Fils mal aimé, génie des mathématiques, le Britannique Alan Turing est le vainqueur des codes secrets nazis durant la seconde guerre mondiale, il est considéré comme le père de l'informatique moderne.
Le 23 juin, centième anniversaire de sa naissance à Londres, de nombreuses villes organisent conférences et expositions pour rendre hommage aux travaux d'un homme qui fait désormais figure d'Einstein des mathématiques mais qui fut de son vivant persécuté pour son homosexualité.
«Turing est sans doute la seule personne à avoir apporté des contributions qui ont changé la face du monde dans les trois types d'intelligence les plus fins: humaine, artificielle et militaire», écrivait la revue scientifique «Nature» dans un récent éditorial.
Empoisonné au cyanure
Turing est mort à l'âge de 41 ans, empoisonné au cyanure, après avoir été condamné en 1952 pour «outrage aux bonnes moeurs» en raison de son homosexualité, encore illégale en Grande-Bretagne à l'époque, et contraint à la castration chimique.
Certains pensent que le scientifique, réputé pour son excentricité, s'est suicidé en 1954 en croquant une pomme empoisonnée mais cela n'a jamais été formellement prouvé. Le mémorial qui lui est consacré près de l'université de Manchester le représente d'ailleurs assis sur un banc, tenant une pomme à la main.

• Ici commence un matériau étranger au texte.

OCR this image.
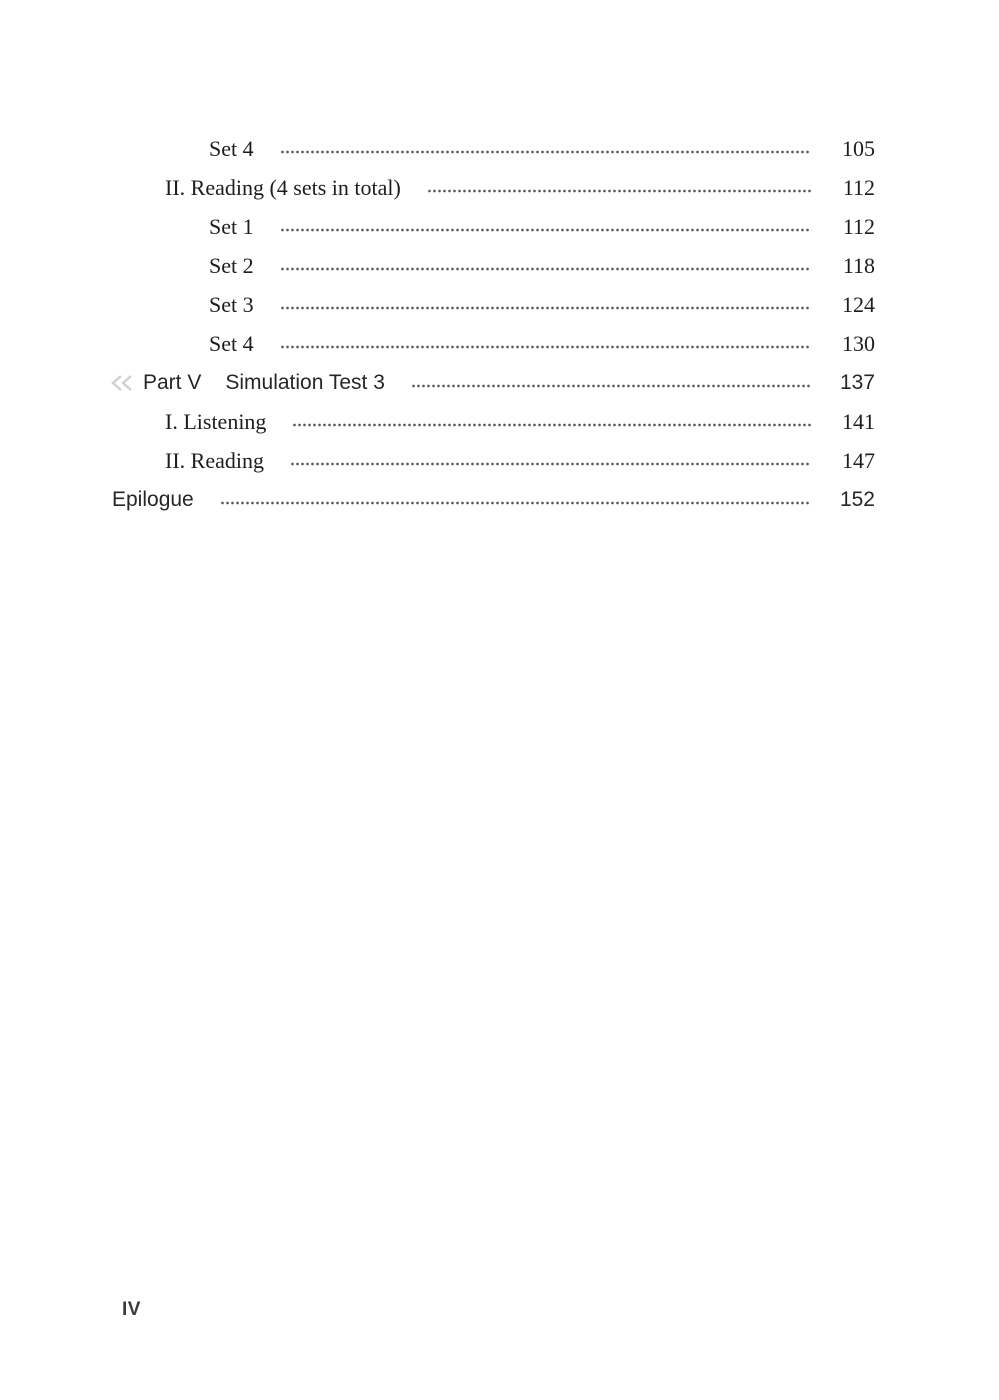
Set 4	105
II. Reading (4 sets in total)	112
Set 1	112
Set 2	118
Set 3	124
Set 4	130
Part V Simulation Test 3	137
I. Listening	141
II. Reading	147
Epilogue	152
IV
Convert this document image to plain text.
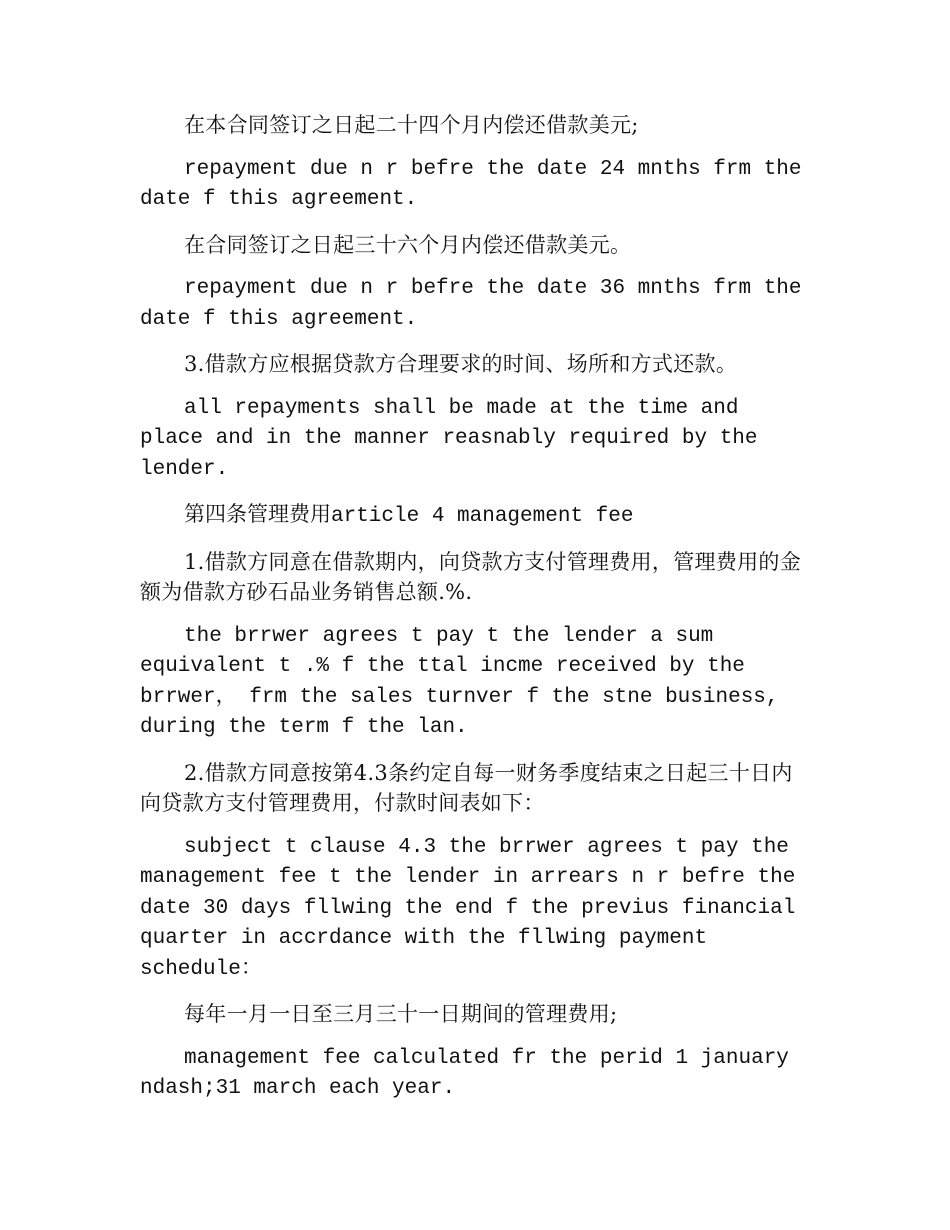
在本合同签订之日起二十四个月内偿还借款美元;

repayment due n r befre the date 24 mnths frm the date f this agreement.

在合同签订之日起三十六个月内偿还借款美元。

repayment due n r befre the date 36 mnths frm the date f this agreement.

3.借款方应根据贷款方合理要求的时间、场所和方式还款。

all repayments shall be made at the time and place and in the manner reasnably required by the lender.

第四条管理费用article 4 management fee

1.借款方同意在借款期内，向贷款方支付管理费用，管理费用的金额为借款方砂石品业务销售总额.%.

the brrwer agrees t pay t the lender a sum equivalent t .% f the ttal incme received by the brrwer， frm the sales turnver f the stne business, during the term f the lan.

2.借款方同意按第4.3条约定自每一财务季度结束之日起三十日内向贷款方支付管理费用，付款时间表如下：

subject t clause 4.3 the brrwer agrees t pay the management fee t the lender in arrears n r befre the date 30 days fllwing the end f the previus financial quarter in accrdance with the fllwing payment schedule：

每年一月一日至三月三十一日期间的管理费用;

management fee calculated fr the perid 1 january ndash;31 march each year.
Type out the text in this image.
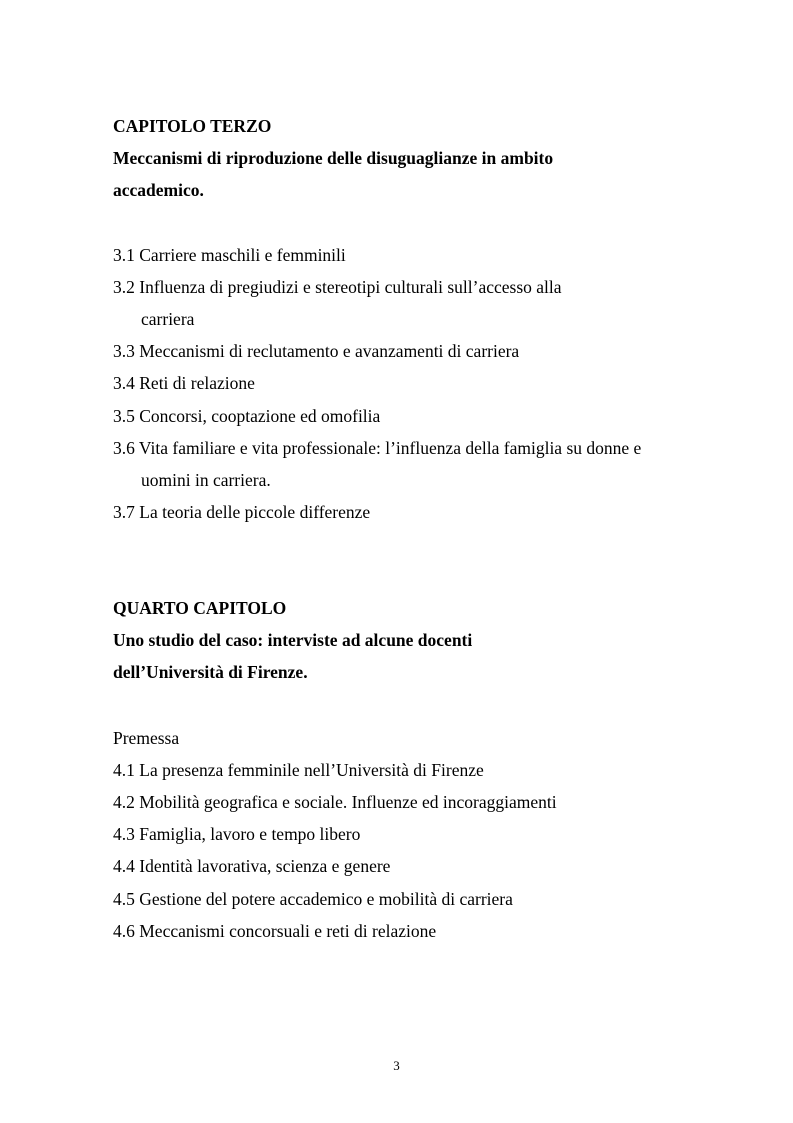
CAPITOLO TERZO
Meccanismi di riproduzione delle disuguaglianze in ambito
accademico.
3.1 Carriere maschili e femminili
3.2 Influenza di pregiudizi e stereotipi culturali sull’accesso alla
carriera
3.3 Meccanismi di reclutamento e avanzamenti di carriera
3.4 Reti di relazione
3.5 Concorsi, cooptazione ed omofilia
3.6 Vita familiare e vita professionale: l’influenza della famiglia su donne e
uomini in carriera.
3.7 La teoria delle piccole differenze
QUARTO CAPITOLO
Uno studio del caso: interviste ad alcune docenti
dell’Università di Firenze.
Premessa
4.1 La presenza femminile nell’Università di Firenze
4.2 Mobilità geografica e sociale. Influenze ed incoraggiamenti
4.3 Famiglia, lavoro e tempo libero
4.4 Identità lavorativa, scienza e genere
4.5 Gestione del potere accademico e mobilità di carriera
4.6 Meccanismi concorsuali e reti di relazione
3
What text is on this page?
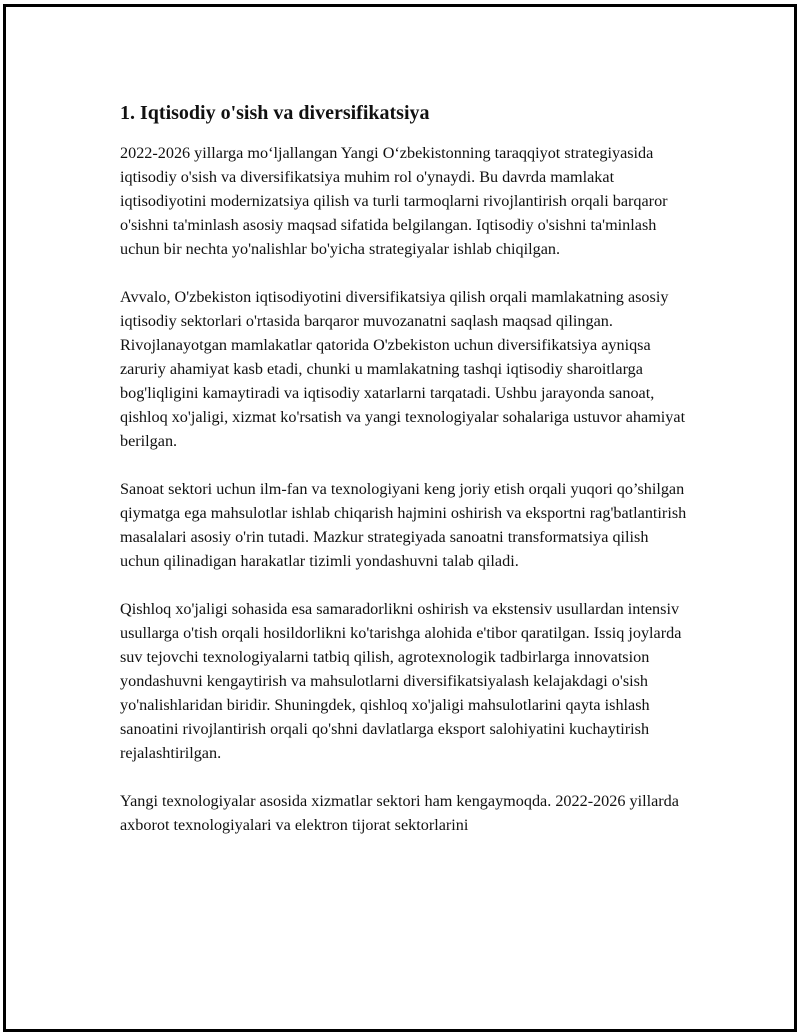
1. Iqtisodiy o'sish va diversifikatsiya

2022-2026 yillarga moʻljallangan Yangi Oʻzbekistonning taraqqiyot strategiyasida iqtisodiy o'sish va diversifikatsiya muhim rol o'ynaydi. Bu davrda mamlakat iqtisodiyotini modernizatsiya qilish va turli tarmoqlarni rivojlantirish orqali barqaror o'sishni ta'minlash asosiy maqsad sifatida belgilangan. Iqtisodiy o'sishni ta'minlash uchun bir nechta yo'nalishlar bo'yicha strategiyalar ishlab chiqilgan.

Avvalo, O'zbekiston iqtisodiyotini diversifikatsiya qilish orqali mamlakatning asosiy iqtisodiy sektorlari o'rtasida barqaror muvozanatni saqlash maqsad qilingan. Rivojlanayotgan mamlakatlar qatorida O'zbekiston uchun diversifikatsiya ayniqsa zaruriy ahamiyat kasb etadi, chunki u mamlakatning tashqi iqtisodiy sharoitlarga bog'liqligini kamaytiradi va iqtisodiy xatarlarni tarqatadi. Ushbu jarayonda sanoat, qishloq xo'jaligi, xizmat ko'rsatish va yangi texnologiyalar sohalariga ustuvor ahamiyat berilgan.

Sanoat sektori uchun ilm-fan va texnologiyani keng joriy etish orqali yuqori qo’shilgan qiymatga ega mahsulotlar ishlab chiqarish hajmini oshirish va eksportni rag'batlantirish masalalari asosiy o'rin tutadi. Mazkur strategiyada sanoatni transformatsiya qilish uchun qilinadigan harakatlar tizimli yondashuvni talab qiladi.

Qishloq xo'jaligi sohasida esa samaradorlikni oshirish va ekstensiv usullardan intensiv usullarga o'tish orqali hosildorlikni ko'tarishga alohida e'tibor qaratilgan. Issiq joylarda suv tejovchi texnologiyalarni tatbiq qilish, agrotexnologik tadbirlarga innovatsion yondashuvni kengaytirish va mahsulotlarni diversifikatsiyalash kelajakdagi o'sish yo'nalishlaridan biridir. Shuningdek, qishloq xo'jaligi mahsulotlarini qayta ishlash sanoatini rivojlantirish orqali qo'shni davlatlarga eksport salohiyatini kuchaytirish rejalashtirilgan.

Yangi texnologiyalar asosida xizmatlar sektori ham kengaymoqda. 2022-2026 yillarda axborot texnologiyalari va elektron tijorat sektorlarini
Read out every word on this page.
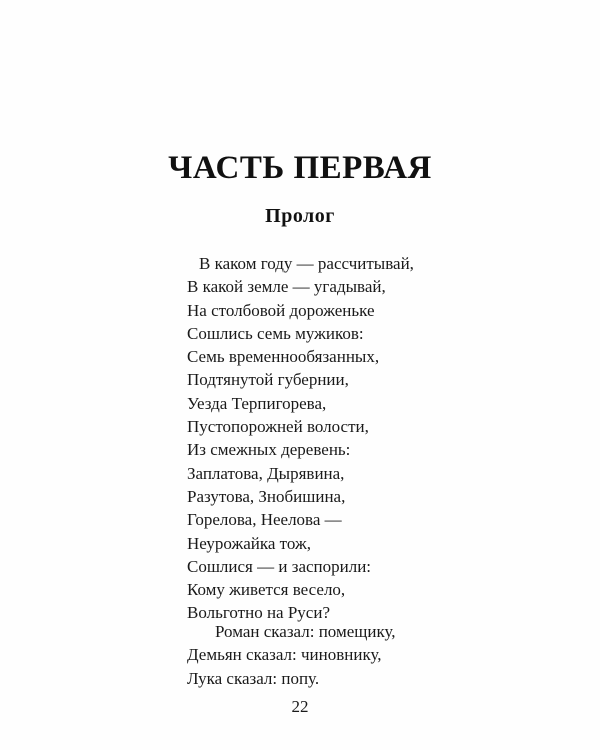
ЧАСТЬ ПЕРВАЯ
Пролог
В каком году — рассчитывай,
В какой земле — угадывай,
На столбовой дороженьке
Сошлись семь мужиков:
Семь временнообязанных,
Подтянутой губернии,
Уезда Терпигорева,
Пустопорожней волости,
Из смежных деревень:
Заплатова, Дырявина,
Разутова, Знобишина,
Горелова, Неелова —
Неурожайка тож,
Сошлися — и заспорили:
Кому живется весело,
Вольготно на Руси?
Роман сказал: помещику,
Демьян сказал: чиновнику,
Лука сказал: попу.
22
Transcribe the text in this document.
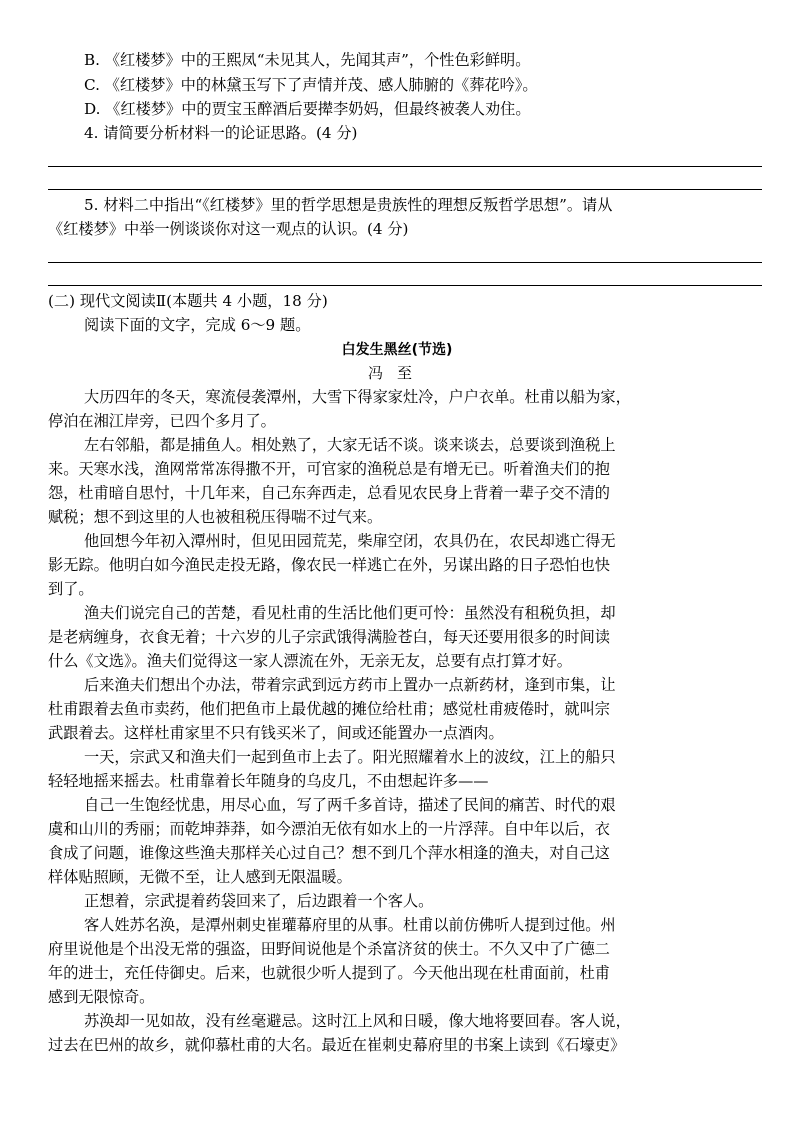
B. 《红楼梦》中的王熙凤“未见其人，先闻其声”，个性色彩鲜明。
C. 《红楼梦》中的林黛玉写下了声情并茂、感人肺腑的《葬花吟》。
D. 《红楼梦》中的贾宝玉醉酒后要撵李奶妈，但最终被袭人劝住。
4. 请简要分析材料一的论证思路。(4 分)
5. 材料二中指出“《红楼梦》里的哲学思想是贵族性的理想反叛哲学思想”。请从
《红楼梦》中举一例谈谈你对这一观点的认识。(4 分)
(二) 现代文阅读Ⅱ(本题共 4 小题，18 分)
阅读下面的文字，完成 6～9 题。
白发生黑丝(节选)
冯至
大历四年的冬天，寒流侵袭潭州，大雪下得家家灶冷，户户衣单。杜甫以船为家，
停泊在湘江岸旁，已四个多月了。
左右邻船，都是捕鱼人。相处熟了，大家无话不谈。谈来谈去，总要谈到渔税上
来。天寒水浅，渔网常常冻得撒不开，可官家的渔税总是有增无已。听着渔夫们的抱
怨，杜甫暗自思忖，十几年来，自己东奔西走，总看见农民身上背着一辈子交不清的
赋税；想不到这里的人也被租税压得喘不过气来。
他回想今年初入潭州时，但见田园荒芜，柴扉空闭，农具仍在，农民却逃亡得无
影无踪。他明白如今渔民走投无路，像农民一样逃亡在外，另谋出路的日子恐怕也快
到了。
渔夫们说完自己的苦楚，看见杜甫的生活比他们更可怜：虽然没有租税负担，却
是老病缠身，衣食无着；十六岁的儿子宗武饿得满脸苍白，每天还要用很多的时间读
什么《文选》。渔夫们觉得这一家人漂流在外，无亲无友，总要有点打算才好。
后来渔夫们想出个办法，带着宗武到远方药市上置办一点新药材，逢到市集，让
杜甫跟着去鱼市卖药，他们把鱼市上最优越的摊位给杜甫；感觉杜甫疲倦时，就叫宗
武跟着去。这样杜甫家里不只有钱买米了，间或还能置办一点酒肉。
一天，宗武又和渔夫们一起到鱼市上去了。阳光照耀着水上的波纹，江上的船只
轻轻地摇来摇去。杜甫靠着长年随身的乌皮几，不由想起许多——
自己一生饱经忧患，用尽心血，写了两千多首诗，描述了民间的痛苦、时代的艰
虞和山川的秀丽；而乾坤莽莽，如今漂泊无依有如水上的一片浮萍。自中年以后，衣
食成了问题，谁像这些渔夫那样关心过自己？想不到几个萍水相逢的渔夫，对自己这
样体贴照顾，无微不至，让人感到无限温暖。
正想着，宗武提着药袋回来了，后边跟着一个客人。
客人姓苏名涣，是潭州刺史崔瓘幕府里的从事。杜甫以前仿佛听人提到过他。州
府里说他是个出没无常的强盗，田野间说他是个杀富济贫的侠士。不久又中了广德二
年的进士，充任侍御史。后来，也就很少听人提到了。今天他出现在杜甫面前，杜甫
感到无限惊奇。
苏涣却一见如故，没有丝毫避忌。这时江上风和日暖，像大地将要回春。客人说，
过去在巴州的故乡，就仰慕杜甫的大名。最近在崔刺史幕府里的书案上读到《石壕吏》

Bases de l'informatique moderne
Turing sera parvenu à poser les fondations de l'informatique moderne, à définir les critères de l'intelligence artificielle, à déjouer les codes utilisés par l'armée allemande ce qui selon certains aura sauvé des millions de vies en écourtant la guerre. Et il a presque résolu une énigme biologique qui confond encore actuellement les chercheurs.
En 1936, Turing, qui avait annoncé vouloir «construire un cerveau», publie un article décrivant «la machine universelle Turing». Il était ainsi le premier à envisager de fournir des programmes à une machine sous forme de «données» pour lui permettre d'accomplir les tâches de plusieurs autres en même temps, à l'instar de nos ordinateurs.
Lorsqu'elle fut effectivement construite par d'autres scientifiques en 1950, la première version de l'Automatic Computing Engine (ACE) de Turing était le calculateur le plus rapide au monde.
«Casser» les codes nazis
«Inventer l'ordinateur est une contribution tellement immense que ça paraît bizarre d'en chercher une autre encore plus grande. Mais je suppose que sa contribution au décryptage» des codes nazis «a eu un impact encore plus grand sur le monde», déclare Jack Copeland, spécialiste des mathématiques qui a écrit plusieurs livres sur Turing.
Pour le grand public, le plus haut fait d'armes de Turing est en effet d'avoir réussi, avec son équipe, à «casser» les codes de la machine Enigma utilisés pour leurs communications par les sous- marins allemands croisant dans l'Atlantique Nord. Certains historiens estiment que ce coup de génie a précipité la chute d'Hitler, qui autrement aurait pu tenir un ou deux ans de plus.
Intelligence artificielle
Après la guerre, Turing explorera la question de l'intelligence artificielle et en définira les critères logiques, encore en vigueur aujourd'hui: le fameux «test de Turing» qui se fonde sur la faculté d'une machine à tenir une conversation.
Autrement dit, un ordinateur ne serait vraiment intelligent que si un humain n'est pas capable de faire la différence entre ses réponses à une question et celles d'un autre humain.
Passionné de biologie, Turing appliquera ses talents de mathématicien à la morphogenèse, ou comment les animaux et végétaux développent certains modèles de formes, comme les rayures du zèbre ou les taches d'une vache. Des théories sur lesquelles planchent encore aujourd'hui les chimistes.